Please don't use emojis in titles. Immediately looks like written by AI.

thirtygeo · 2025-09-25T05:17:47 1758777467

... Was likely written by AI

dr-jia-yu · 2025-09-25T05:33:23 1758778403

This was written by the Sedona team. And I asked AI to put some colors to the blog post.

itsthecourier · 2025-09-25T00:38:15 1758760695

PostGIS not being included in benchmarks got me suspicious

dr-jia-yu · 2025-09-25T04:18:46 1758773926

You’re absolutely asking the right question. As we noted in Future Work section of the SpatialBench result (https://sedona.apache.org/spatialbench/single-node-benchmark...), this benchmark is focused on geospatial analytical queries. For these workloads, features like columnar layout, vectorized execution, zero-copy, and zero SerDe provide huge performance benefits.

While PostGIS is often used for spatial analytics because of its rich spatial function coverage, it is fundamentally a transactional database. This design makes it less suited for analytical query performance, and including it directly in SpatialBench would risk claims of being an “apples-to-oranges” comparison. That’s why we exclude PostGIS from the published benchmark results.

That said, we do continuously validate against PostGIS. For every single function in SedonaDB, we maintain an automated PyTest benchmark framework (https://github.com/apache/sedona-db/tree/main/benchmarks) that compares both speed and correctness against DuckDB and PostGIS. This ensures we catch regressions early and guarantees correctness. You can even run these benchmarks yourself to see how SedonaDB performs.

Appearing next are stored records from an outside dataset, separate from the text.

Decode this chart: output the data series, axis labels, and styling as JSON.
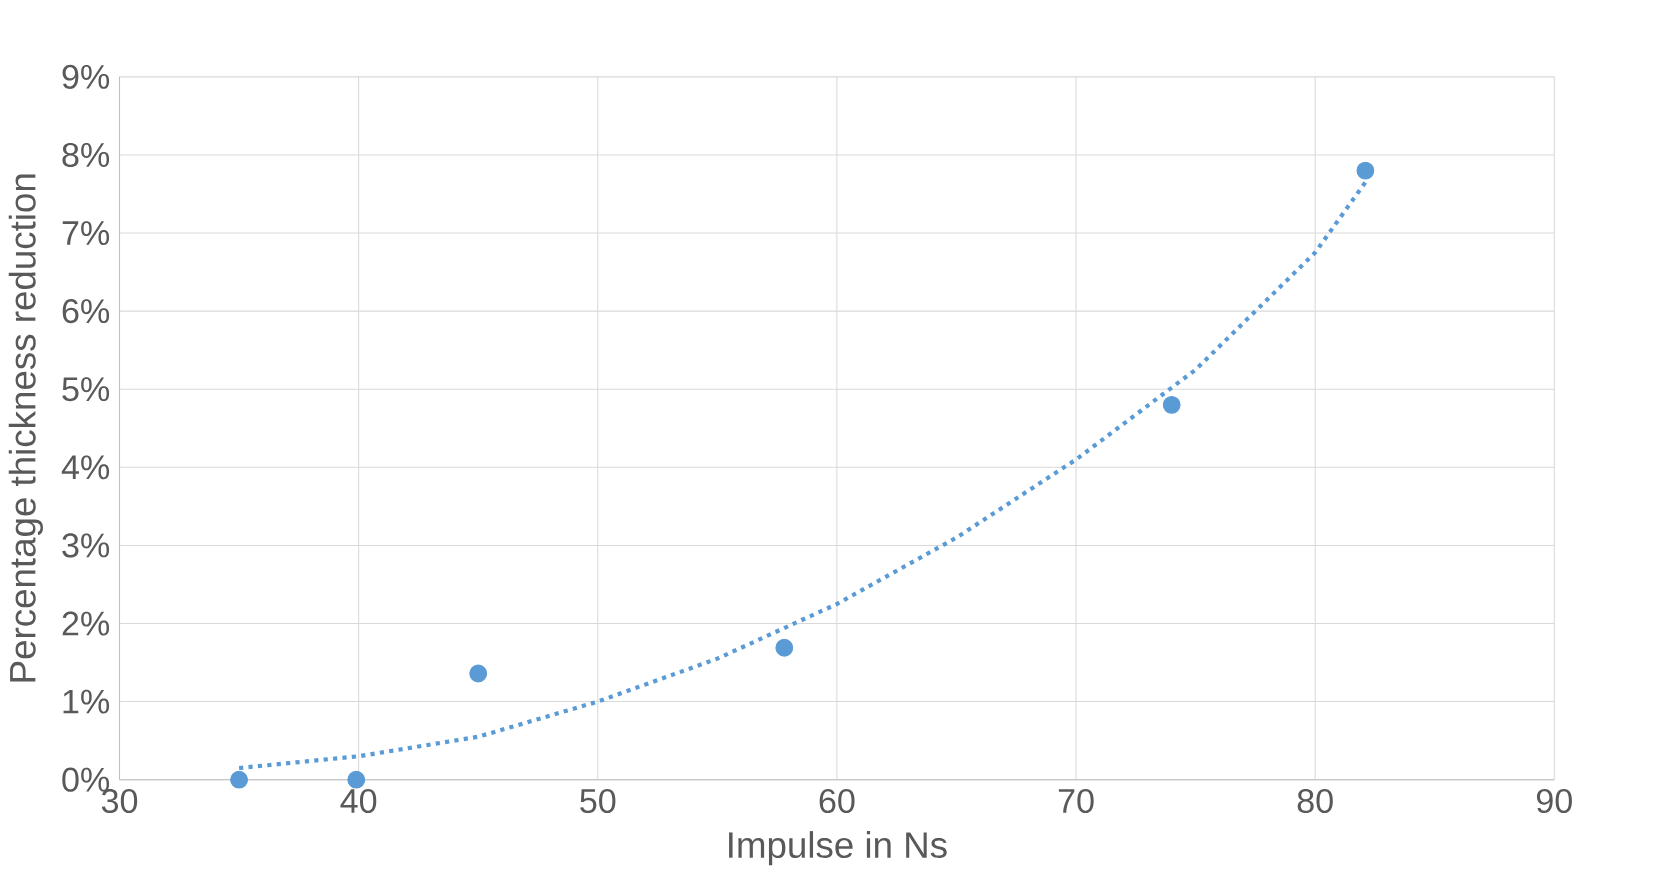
{
  "chart_data": {
    "type": "scatter",
    "xlabel": "Impulse in Ns",
    "ylabel": "Percentage thickness reduction",
    "xlim": [
      30,
      90
    ],
    "xticks": [
      30,
      40,
      50,
      60,
      70,
      80,
      90
    ],
    "ylim": [
      0,
      9
    ],
    "yticks": [
      {
        "value": 0,
        "label": "0%"
      },
      {
        "value": 1,
        "label": "1%"
      },
      {
        "value": 2,
        "label": "2%"
      },
      {
        "value": 3,
        "label": "3%"
      },
      {
        "value": 4,
        "label": "4%"
      },
      {
        "value": 5,
        "label": "5%"
      },
      {
        "value": 6,
        "label": "6%"
      },
      {
        "value": 7,
        "label": "7%"
      },
      {
        "value": 8,
        "label": "8%"
      },
      {
        "value": 9,
        "label": "9%"
      }
    ],
    "grid": true,
    "marker": "circle",
    "series": [
      {
        "color": "#5b9bd5",
        "x": [
          35,
          39.9,
          45,
          57.8,
          74.0,
          82.1
        ],
        "values": [
          0,
          0,
          1.36,
          1.69,
          4.8,
          7.8
        ]
      },
      {
        "type": "line",
        "color": "#5b9bd5",
        "line_style": "dotted",
        "marker": "none",
        "x": [
          35,
          40,
          45,
          50,
          55,
          60,
          65,
          70,
          75,
          80,
          82.1
        ],
        "values": [
          0.15,
          0.3,
          0.55,
          1.0,
          1.55,
          2.25,
          3.1,
          4.1,
          5.25,
          6.75,
          7.65
        ]
      }
    ]
  }
}
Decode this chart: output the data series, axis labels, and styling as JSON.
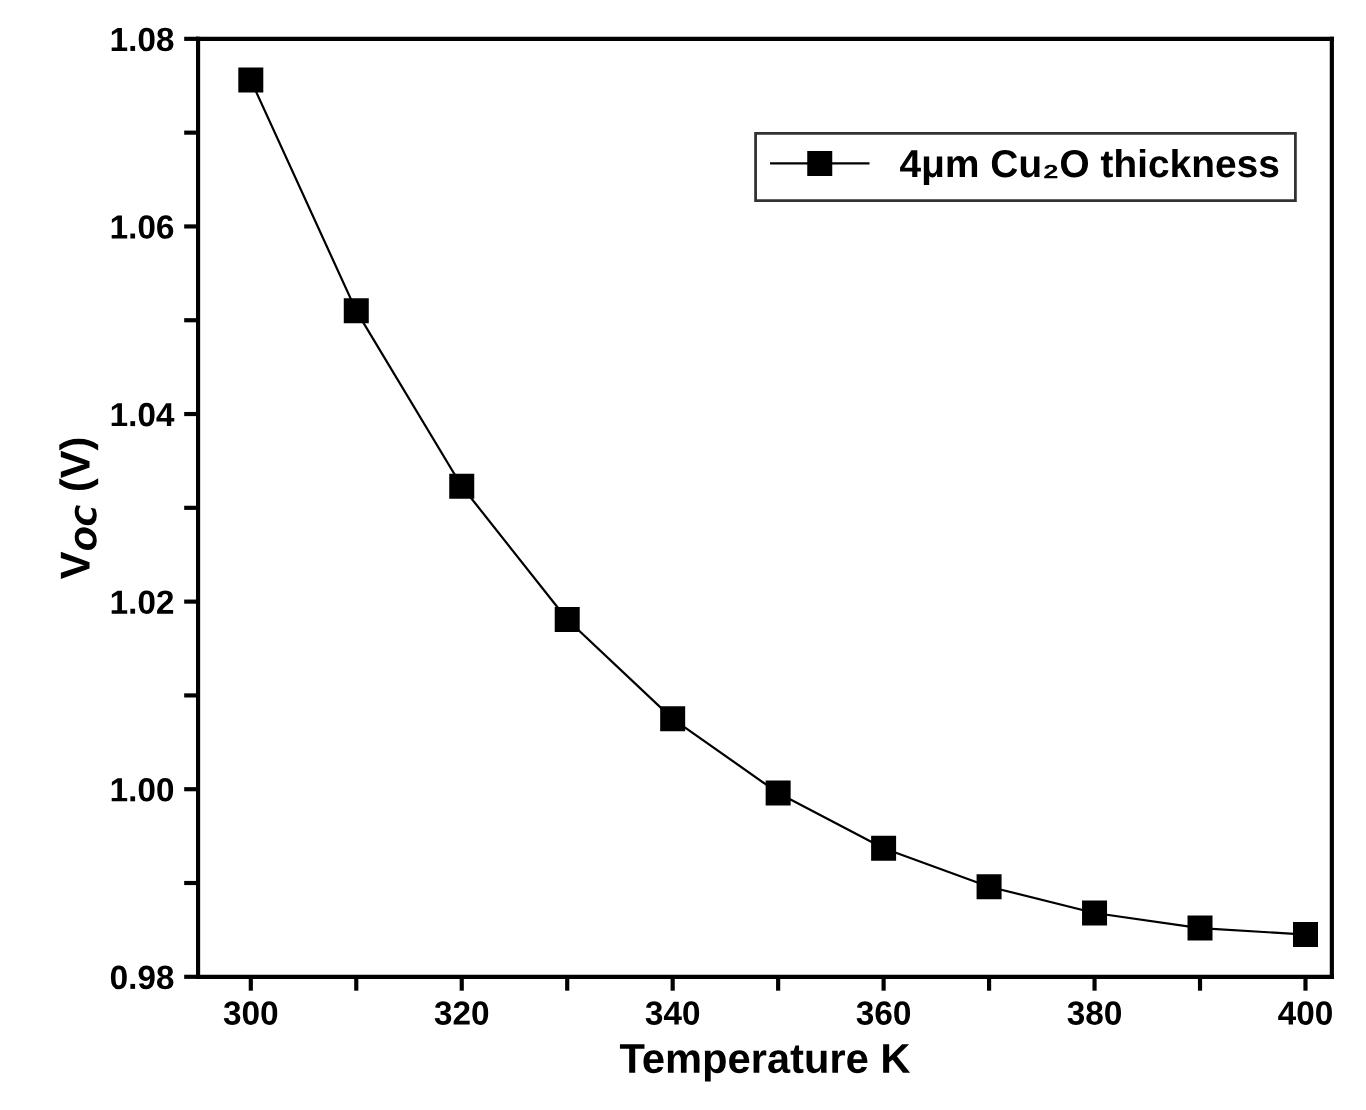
{
  "chart_data": {
    "type": "line",
    "xlabel": "Temperature K",
    "ylabel": "V$_{OC}$ (V)",
    "x": [
      300,
      310,
      320,
      330,
      340,
      350,
      360,
      370,
      380,
      390,
      400
    ],
    "series": [
      {
        "name": "4μm Cu₂O thickness",
        "color": "#000000",
        "values": [
          1.0756,
          1.051,
          1.0323,
          1.0181,
          1.0075,
          0.9996,
          0.9937,
          0.9896,
          0.9868,
          0.9852,
          0.9845
        ]
      }
    ],
    "xlim": [
      295,
      402.5
    ],
    "ylim": [
      0.98,
      1.08
    ],
    "xticks": [
      300,
      {
        "value": 310,
        "label": null
      },
      320,
      {
        "value": 330,
        "label": null
      },
      340,
      {
        "value": 350,
        "label": null
      },
      360,
      {
        "value": 370,
        "label": null
      },
      380,
      {
        "value": 390,
        "label": null
      },
      400
    ],
    "yticks": [
      0.98,
      {
        "value": 0.99,
        "label": null
      },
      "1.00",
      {
        "value": 1.01,
        "label": null
      },
      1.02,
      {
        "value": 1.03,
        "label": null
      },
      1.04,
      {
        "value": 1.05,
        "label": null
      },
      1.06,
      {
        "value": 1.07,
        "label": null
      },
      1.08
    ],
    "marker": "square",
    "line_style": "solid",
    "grid": false,
    "legend": "top right"
  }
}
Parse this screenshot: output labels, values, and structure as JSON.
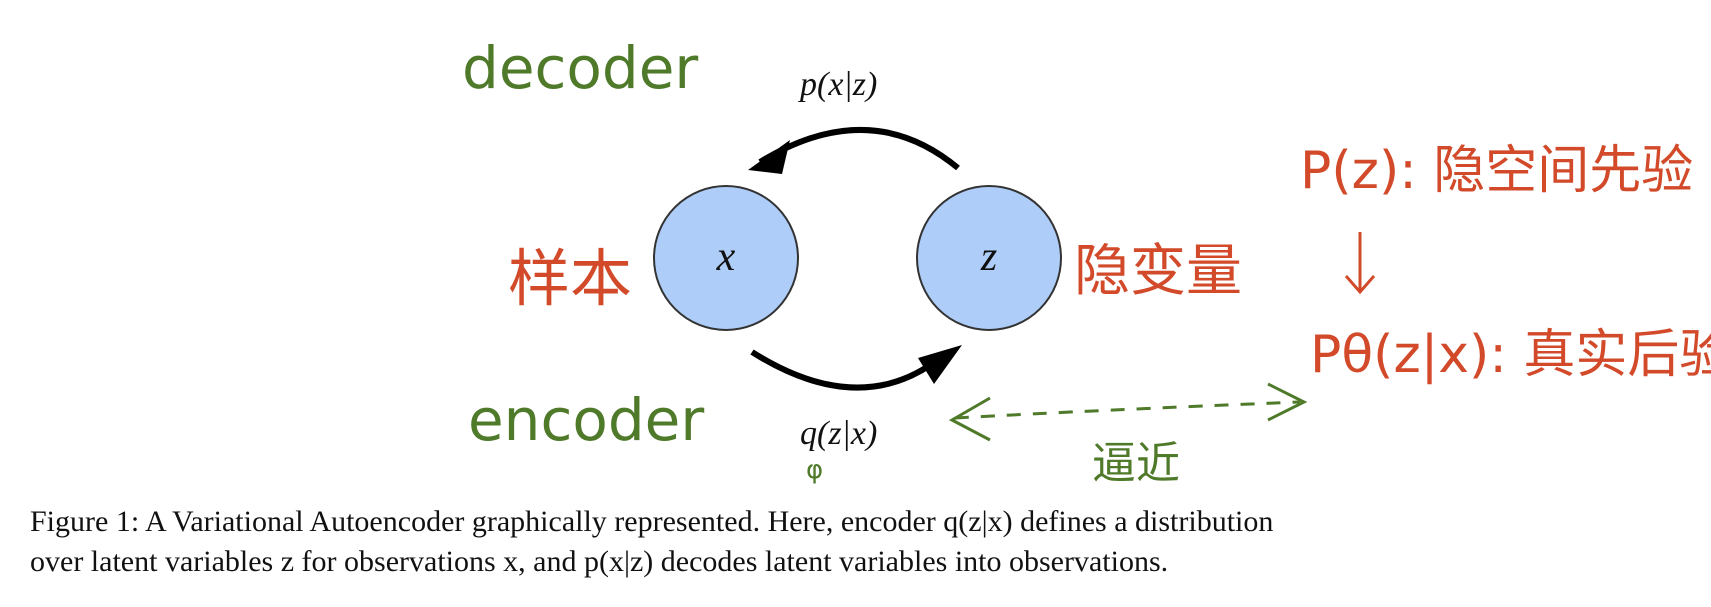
{
  "nodes": {
    "x": "x",
    "z": "z"
  },
  "edges": {
    "decoder": "p(x|z)",
    "encoder": "q(z|x)",
    "encoder_subscript": "φ"
  },
  "annotations": {
    "decoder": "decoder",
    "encoder": "encoder",
    "sample": "样本",
    "latent": "隐变量",
    "approx": "逼近",
    "prior": "P(z): 隐空间先验",
    "posterior": "Pθ(z|x): 真实后验",
    "posterior_theta": "θ"
  },
  "colors": {
    "node_fill": "#aecdf8",
    "node_stroke": "#333333",
    "green_ink": "#4f7a2a",
    "red_ink": "#d24a2a"
  },
  "caption": {
    "line1": "Figure 1: A Variational Autoencoder graphically represented. Here, encoder q(z|x) defines a distribution",
    "line2": "over latent variables z for observations x, and p(x|z) decodes latent variables into observations."
  }
}
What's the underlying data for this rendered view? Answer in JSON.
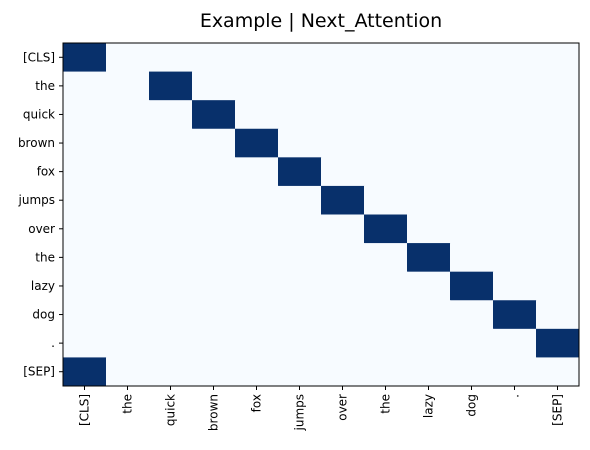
{
  "chart_data": {
    "type": "heatmap",
    "title": "Example | Next_Attention",
    "x_labels": [
      "[CLS]",
      "the",
      "quick",
      "brown",
      "fox",
      "jumps",
      "over",
      "the",
      "lazy",
      "dog",
      ".",
      "[SEP]"
    ],
    "y_labels": [
      "[CLS]",
      "the",
      "quick",
      "brown",
      "fox",
      "jumps",
      "over",
      "the",
      "lazy",
      "dog",
      ".",
      "[SEP]"
    ],
    "values": [
      [
        1,
        0,
        0,
        0,
        0,
        0,
        0,
        0,
        0,
        0,
        0,
        0
      ],
      [
        0,
        0,
        1,
        0,
        0,
        0,
        0,
        0,
        0,
        0,
        0,
        0
      ],
      [
        0,
        0,
        0,
        1,
        0,
        0,
        0,
        0,
        0,
        0,
        0,
        0
      ],
      [
        0,
        0,
        0,
        0,
        1,
        0,
        0,
        0,
        0,
        0,
        0,
        0
      ],
      [
        0,
        0,
        0,
        0,
        0,
        1,
        0,
        0,
        0,
        0,
        0,
        0
      ],
      [
        0,
        0,
        0,
        0,
        0,
        0,
        1,
        0,
        0,
        0,
        0,
        0
      ],
      [
        0,
        0,
        0,
        0,
        0,
        0,
        0,
        1,
        0,
        0,
        0,
        0
      ],
      [
        0,
        0,
        0,
        0,
        0,
        0,
        0,
        0,
        1,
        0,
        0,
        0
      ],
      [
        0,
        0,
        0,
        0,
        0,
        0,
        0,
        0,
        0,
        1,
        0,
        0
      ],
      [
        0,
        0,
        0,
        0,
        0,
        0,
        0,
        0,
        0,
        0,
        1,
        0
      ],
      [
        0,
        0,
        0,
        0,
        0,
        0,
        0,
        0,
        0,
        0,
        0,
        1
      ],
      [
        1,
        0,
        0,
        0,
        0,
        0,
        0,
        0,
        0,
        0,
        0,
        0
      ]
    ],
    "colormap": "Blues",
    "color_low": "#f7fbff",
    "color_high": "#08306b",
    "value_range": [
      0,
      1
    ],
    "grid": false,
    "legend": "none"
  }
}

It is often extremely fast in practice.

dzonga · 2025-09-24T21:12:44 1758748364

is written in Rust a value add ? vs say Accessible not only via Python but first party support in Ruby, C#, Javascript ?

MrPowers · 2025-09-24T21:29:16 1758749356

Rust is a good language for performant computing in general, but especially for data projects because there are so many great OSS data libraries like DataFusion and Arrow.

SedonaDB currently supports SQL, Python, R, and Rust APIs. We can support APIs for other languages in the future. That's another nice part about Rust. There are lots of libraries to expose other language bindings to Rust projects.

jrozner · 2025-09-24T16:50:55 1758732655

Whats the point of this over polars?

MrPowers · 2025-09-24T16:55:39 1758732939

There is a project called GeoPolars: https://github.com/geopolars/geopolars

From the README:

> Update (August 2024): GeoPolars is blocked on Polars supporting Arrow extension types, which would allow GeoPolars to persist geometry type information and coordinate reference system (CRS) metadata. It's not feasible to create a geopolars. GeoDataFrame as a subclass of a polars. DataFrame (similar to how the geopandas. GeoDataFrame is a subclass of pandas.DataFrame) because polars explicitly does not support subclassing of core data types.

orlp · 2025-09-24T20:22:03 1758745323

I'm working on implementing extension types in Polars. Stay tuned.

jedisct1 · 2025-09-24T16:31:20 1758731480

Was "written in Rust" really necessary?

What does it do besides being written in Rust?

MrPowers · 2025-09-24T16:50:01 1758732601

SedonaDB builds on libraries in the Rust ecosystem, like Apache DataFusion, to provide users with a nice geospatial DataFrame experience. It has functions like ST_Intersects that are common in spatial libraries, but not standard in most DataFrame implementations.

There are other good alternatives, such as GeoPandas and DuckDB Spatial. SedonaDB has Python/SQL APIs and is very fast. New features like full raster support and compatibility with lakehouse formats are coming soon!

tomtom1337 · 2025-09-24T16:41:14 1758732074

Look, this article is absolutely excellent, and answers your questions. Please read the article before commenting this sort of thing.

As someone who has had to use geopandas a lot, having something which is up to an order of magnitude faster is a real dream come true.